The following tale demonstrates the relaxed approach Pascal Jules and I adopted, but also the way we would sometimes overestimate our own strength. In the first stage of that Tour of the Med, finishing in Port Leucate, along the coastal roads, Pascal said to me at the start, ‘Cool, there’s a hell of a gale out here. No one’s as good as us at riding in a crosswind, so we’ll show the guys what we can do.’ We had overlooked one minor detail: the Raleigh team were at full strength and if we were specialists at riding in sidewinds, the Dutch riders were the ones who had invented the technique.
How young and carefree we were. The Raleigh team knew that a move was about to go. In the first ten kilometres, with no warning they began riding in an echelon, a perfect diagonal line from one side of the road to the other. We didn’t know it was going to happen and were too far back in the field. I said to Julot, ‘No panic, we’ll get up to them.’ Ha bloody ha. How near did we get?
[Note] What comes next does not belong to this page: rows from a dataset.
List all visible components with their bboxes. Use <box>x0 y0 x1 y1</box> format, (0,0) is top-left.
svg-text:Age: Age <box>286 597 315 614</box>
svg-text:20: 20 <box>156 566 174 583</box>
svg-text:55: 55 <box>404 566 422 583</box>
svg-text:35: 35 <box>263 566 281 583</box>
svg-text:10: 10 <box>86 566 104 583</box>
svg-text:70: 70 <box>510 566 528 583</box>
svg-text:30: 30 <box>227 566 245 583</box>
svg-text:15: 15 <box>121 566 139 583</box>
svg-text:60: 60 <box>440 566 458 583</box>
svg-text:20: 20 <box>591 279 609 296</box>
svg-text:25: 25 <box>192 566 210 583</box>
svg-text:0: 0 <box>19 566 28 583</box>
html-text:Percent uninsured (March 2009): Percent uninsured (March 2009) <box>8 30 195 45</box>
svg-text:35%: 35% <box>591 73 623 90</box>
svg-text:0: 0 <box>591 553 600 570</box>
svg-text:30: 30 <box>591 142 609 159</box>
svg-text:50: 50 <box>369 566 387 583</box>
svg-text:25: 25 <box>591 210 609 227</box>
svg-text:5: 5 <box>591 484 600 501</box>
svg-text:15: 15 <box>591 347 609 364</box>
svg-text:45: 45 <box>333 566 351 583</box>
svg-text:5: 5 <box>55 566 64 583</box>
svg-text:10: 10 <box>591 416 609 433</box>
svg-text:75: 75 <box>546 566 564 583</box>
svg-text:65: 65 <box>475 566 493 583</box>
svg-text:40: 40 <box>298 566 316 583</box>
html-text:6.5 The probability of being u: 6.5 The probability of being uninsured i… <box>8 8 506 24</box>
Thirty metres behind the first group riding diagonally across the road, then twenty metres, then at last ten metres, but that was it. I could swear we were within touching distance, about to get up to them as we’d expected. I screamed, ‘One last effort and we’re there.’ We never bridged those ten blasted metres in spite of everything we’d done, and even though we took two last massive pulls at the front. It was unbelievable. We lost twenty metres, forty metres, and then we blew completely. We were in pieces, although we weren’t the only ones. By the finish, we were twenty minutes behind. That evening, having been brought down to earth, dear Pascal and I looked at each other and guffawed. ‘Well, we’re with the big boys now.’ We were good riders, in form, but we had been blown away like novices.